Apple is expected to announce the end of its flagship music app iTunes today during its worldwide developers conference (WWDC).
The move, reported by Bloomberg, is believed to come as the company moves away from the iPhone as its core product and develops its subscription business.
Three separate apps covering music, podcasts, and television will replace iTunes, including the Apple TV+ app which launched earlier this year.
iTunes was released back in 2001 as a media player, library and online store - but its increasing number of features has left users criticising it for bloat in recent years.
Apple is expected to retire the app in a welcome move for strategists at the company who have been pushing forward a new range of media apps on iPhones and iPads.
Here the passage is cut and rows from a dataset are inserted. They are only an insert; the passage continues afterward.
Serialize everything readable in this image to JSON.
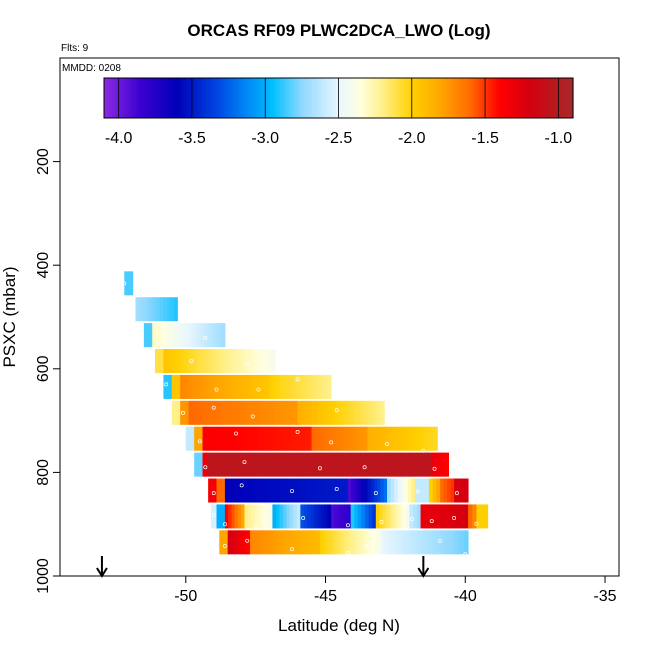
{
  "chart_data": {
    "type": "heatmap",
    "title": "ORCAS RF09 PLWC2DCA_LWO (Log)",
    "flights_label": "Flts: 9",
    "date_label": "MMDD: 0208",
    "xlabel": "Latitude (deg N)",
    "ylabel": "PSXC (mbar)",
    "xlim": [
      -54.5,
      -34.5
    ],
    "ylim": [
      1000,
      0
    ],
    "x_ticks": [
      -50,
      -45,
      -40,
      -35
    ],
    "x_tick_labels": [
      "-50",
      "-45",
      "-40",
      "-35"
    ],
    "y_ticks": [
      200,
      400,
      600,
      800,
      1000
    ],
    "y_tick_labels": [
      "200",
      "400",
      "600",
      "800",
      "1000"
    ],
    "grid": false,
    "colorbar": {
      "range": [
        -4.1,
        -0.9
      ],
      "ticks": [
        -4.0,
        -3.5,
        -3.0,
        -2.5,
        -2.0,
        -1.5,
        -1.0
      ],
      "tick_labels": [
        "-4.0",
        "-3.5",
        "-3.0",
        "-2.5",
        "-2.0",
        "-1.5",
        "-1.0"
      ],
      "stops": [
        {
          "v": -4.1,
          "c": "#8a2be2"
        },
        {
          "v": -3.85,
          "c": "#3b00d0"
        },
        {
          "v": -3.6,
          "c": "#0000b8"
        },
        {
          "v": -3.35,
          "c": "#0040e0"
        },
        {
          "v": -3.1,
          "c": "#0090f8"
        },
        {
          "v": -2.95,
          "c": "#00bfff"
        },
        {
          "v": -2.75,
          "c": "#8fd8ff"
        },
        {
          "v": -2.5,
          "c": "#e8f6ff"
        },
        {
          "v": -2.35,
          "c": "#ffffe0"
        },
        {
          "v": -2.2,
          "c": "#fff08a"
        },
        {
          "v": -2.0,
          "c": "#ffd000"
        },
        {
          "v": -1.8,
          "c": "#ffa500"
        },
        {
          "v": -1.6,
          "c": "#ff6a00"
        },
        {
          "v": -1.4,
          "c": "#ff0000"
        },
        {
          "v": -1.2,
          "c": "#d40010"
        },
        {
          "v": -0.9,
          "c": "#a52a2a"
        }
      ]
    },
    "arrows_x": [
      -53.0,
      -41.5
    ],
    "bins": [
      {
        "p": 435,
        "segs": [
          [
            -52.2,
            -51.9,
            -2.85,
            -2.85
          ]
        ]
      },
      {
        "p": 485,
        "segs": [
          [
            -51.8,
            -50.3,
            -2.7,
            -2.9
          ]
        ]
      },
      {
        "p": 535,
        "segs": [
          [
            -51.5,
            -51.2,
            -2.85,
            -2.85
          ],
          [
            -51.2,
            -48.6,
            -2.3,
            -2.7
          ]
        ]
      },
      {
        "p": 585,
        "segs": [
          [
            -51.1,
            -50.8,
            -2.1,
            -2.1
          ],
          [
            -50.8,
            -46.8,
            -1.95,
            -2.4
          ]
        ]
      },
      {
        "p": 635,
        "segs": [
          [
            -50.8,
            -50.5,
            -2.9,
            -2.9
          ],
          [
            -50.5,
            -50.2,
            -1.95,
            -1.95
          ],
          [
            -50.2,
            -47.0,
            -1.7,
            -1.95
          ],
          [
            -47.0,
            -44.8,
            -2.0,
            -2.2
          ]
        ]
      },
      {
        "p": 685,
        "segs": [
          [
            -50.5,
            -50.2,
            -2.2,
            -2.2
          ],
          [
            -50.2,
            -49.9,
            -1.75,
            -1.75
          ],
          [
            -49.9,
            -46.0,
            -1.6,
            -1.75
          ],
          [
            -46.0,
            -42.9,
            -1.85,
            -2.2
          ]
        ]
      },
      {
        "p": 735,
        "segs": [
          [
            -50.0,
            -49.7,
            -2.6,
            -2.6
          ],
          [
            -49.7,
            -49.4,
            -1.8,
            -1.8
          ],
          [
            -49.4,
            -45.5,
            -1.38,
            -1.45
          ],
          [
            -45.5,
            -43.5,
            -1.6,
            -1.75
          ],
          [
            -43.5,
            -41.0,
            -1.85,
            -2.05
          ]
        ]
      },
      {
        "p": 785,
        "segs": [
          [
            -49.7,
            -49.4,
            -2.8,
            -2.8
          ],
          [
            -49.4,
            -49.2,
            -1.3,
            -1.3
          ],
          [
            -49.2,
            -41.2,
            -1.05,
            -1.05
          ],
          [
            -41.2,
            -40.6,
            -1.3,
            -1.4
          ]
        ]
      },
      {
        "p": 835,
        "segs": [
          [
            -49.2,
            -48.9,
            -1.35,
            -1.35
          ],
          [
            -48.9,
            -48.6,
            -1.6,
            -1.6
          ],
          [
            -48.6,
            -44.2,
            -3.6,
            -3.5
          ],
          [
            -44.2,
            -42.8,
            -3.9,
            -3.2
          ],
          [
            -42.8,
            -41.8,
            -2.7,
            -2.2
          ],
          [
            -41.8,
            -41.3,
            -2.6,
            -2.6
          ],
          [
            -41.3,
            -40.9,
            -2.0,
            -1.8
          ],
          [
            -40.9,
            -40.4,
            -1.6,
            -1.5
          ],
          [
            -40.4,
            -39.9,
            -1.2,
            -1.2
          ]
        ]
      },
      {
        "p": 885,
        "segs": [
          [
            -49.1,
            -48.9,
            -2.55,
            -2.55
          ],
          [
            -48.9,
            -48.6,
            -3.0,
            -3.0
          ],
          [
            -48.6,
            -47.9,
            -1.4,
            -1.8
          ],
          [
            -47.9,
            -46.9,
            -2.2,
            -2.4
          ],
          [
            -46.9,
            -45.9,
            -3.0,
            -2.6
          ],
          [
            -45.9,
            -44.8,
            -3.3,
            -3.6
          ],
          [
            -44.8,
            -44.1,
            -3.9,
            -3.8
          ],
          [
            -44.1,
            -43.2,
            -2.9,
            -3.4
          ],
          [
            -43.2,
            -42.0,
            -2.0,
            -2.4
          ],
          [
            -42.0,
            -41.6,
            -2.6,
            -2.7
          ],
          [
            -41.6,
            -39.9,
            -1.3,
            -1.2
          ],
          [
            -39.9,
            -39.6,
            -1.6,
            -1.7
          ],
          [
            -39.6,
            -39.2,
            -2.0,
            -2.0
          ]
        ]
      },
      {
        "p": 935,
        "segs": [
          [
            -48.8,
            -48.5,
            -1.8,
            -1.8
          ],
          [
            -48.5,
            -47.7,
            -1.2,
            -1.4
          ],
          [
            -47.7,
            -45.2,
            -1.7,
            -1.9
          ],
          [
            -45.2,
            -43.0,
            -2.0,
            -2.4
          ],
          [
            -43.0,
            -39.9,
            -2.5,
            -2.8
          ]
        ]
      }
    ],
    "points": [
      [
        -52.2,
        435
      ],
      [
        -49.3,
        540
      ],
      [
        -48.0,
        545
      ],
      [
        -49.8,
        585
      ],
      [
        -47.8,
        590
      ],
      [
        -50.7,
        630
      ],
      [
        -48.9,
        640
      ],
      [
        -47.4,
        640
      ],
      [
        -46.0,
        620
      ],
      [
        -50.1,
        685
      ],
      [
        -49.0,
        675
      ],
      [
        -47.6,
        692
      ],
      [
        -44.6,
        680
      ],
      [
        -42.6,
        695
      ],
      [
        -49.5,
        740
      ],
      [
        -48.2,
        725
      ],
      [
        -46.0,
        722
      ],
      [
        -44.8,
        742
      ],
      [
        -42.8,
        745
      ],
      [
        -41.5,
        758
      ],
      [
        -49.3,
        790
      ],
      [
        -47.9,
        780
      ],
      [
        -45.2,
        792
      ],
      [
        -43.6,
        790
      ],
      [
        -41.1,
        793
      ],
      [
        -49.0,
        840
      ],
      [
        -48.0,
        825
      ],
      [
        -46.2,
        836
      ],
      [
        -44.6,
        832
      ],
      [
        -43.2,
        840
      ],
      [
        -41.7,
        837
      ],
      [
        -40.3,
        840
      ],
      [
        -49.0,
        882
      ],
      [
        -48.6,
        900
      ],
      [
        -47.5,
        906
      ],
      [
        -45.8,
        888
      ],
      [
        -44.2,
        902
      ],
      [
        -43.0,
        896
      ],
      [
        -41.9,
        890
      ],
      [
        -41.2,
        894
      ],
      [
        -40.4,
        888
      ],
      [
        -39.6,
        899
      ],
      [
        -48.6,
        942
      ],
      [
        -47.8,
        932
      ],
      [
        -46.2,
        948
      ],
      [
        -44.2,
        955
      ],
      [
        -43.5,
        942
      ],
      [
        -40.9,
        932
      ],
      [
        -40.0,
        958
      ]
    ]
  }
}
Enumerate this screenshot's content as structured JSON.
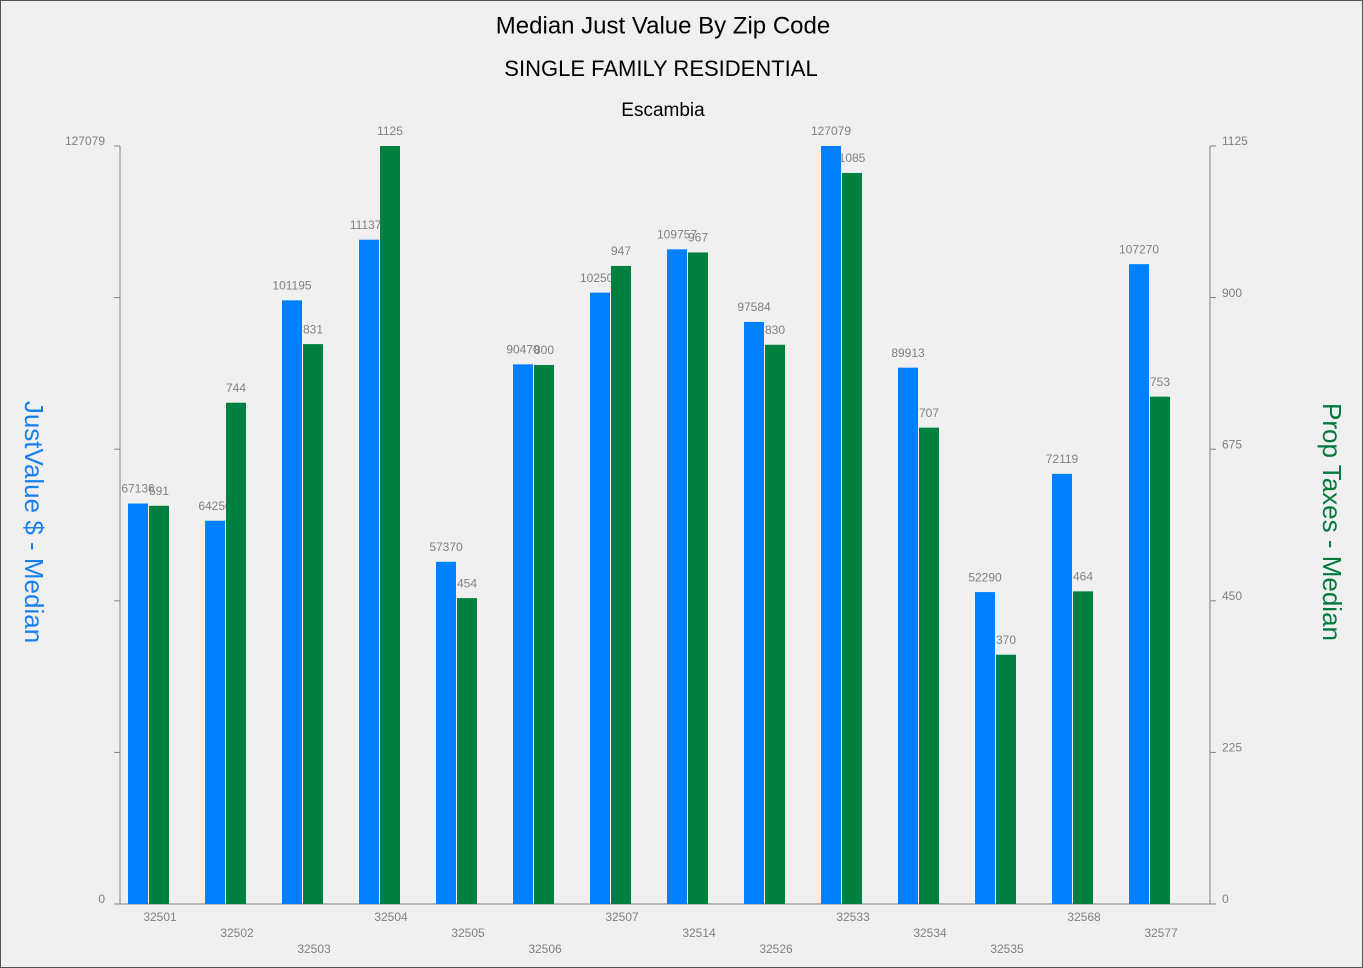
{
  "chart_data": {
    "type": "bar",
    "title": "Median Just Value By Zip Code",
    "subtitle": "SINGLE FAMILY RESIDENTIAL",
    "region": "Escambia",
    "y_label": "JustValue $ - Median",
    "y2_label": "Prop Taxes - Median",
    "categories": [
      "32501",
      "32502",
      "32503",
      "32504",
      "32505",
      "32506",
      "32507",
      "32514",
      "32526",
      "32533",
      "32534",
      "32535",
      "32568",
      "32577"
    ],
    "series": [
      {
        "name": "JustValue $ - Median",
        "color": "#0080ff",
        "axis": "y",
        "values": [
          67136,
          64250,
          101195,
          111370,
          57370,
          90470,
          102500,
          109757,
          97584,
          127079,
          89913,
          52290,
          72119,
          107270
        ]
      },
      {
        "name": "Prop Taxes - Median",
        "color": "#008040",
        "axis": "y2",
        "values": [
          591,
          744,
          831,
          1125,
          454,
          800,
          947,
          967,
          830,
          1085,
          707,
          370,
          464,
          753
        ]
      }
    ],
    "ylim": [
      0,
      127079
    ],
    "yticks": [
      0,
      127079
    ],
    "y2lim": [
      0,
      1125
    ],
    "y2ticks": [
      0,
      225,
      450,
      675,
      900,
      1125
    ],
    "grid": false
  }
}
The subscription-based Apple Music service - similar to Spotify - offers a very different spending and revenue model for the company compared to the buy-and-download model of iTunes.
A whole host of Hollywood A-listers - including Oprah Winfrey, Jennifer Aniston and Steven Spielberg - joined Apple's chief executive Tim Cook to announce a new video streaming service in March.
A credit card called Apple Card was also announced, Apple News + featuring magazines, and a gaming subscription service called Apple Arcade.
The company is moving towards subscription revenues
The move follows Spotify submitting a formal complaint against Apple to the European Commission in March.
Spotify claimed the iPhone maker "deliberately disadvantages" other app developers, and in a blog post its chief executive said Apple has introduced rules which "purposely limit choice and stifle innovation at the expense of the user experience".
Apple, which has its own rival streaming service, takes a 30% cut of purchases on its app store - including upgrades from Spotify's free to premium service.
The European Commission is reportedly preparing to launch a formal investigation following the complaint.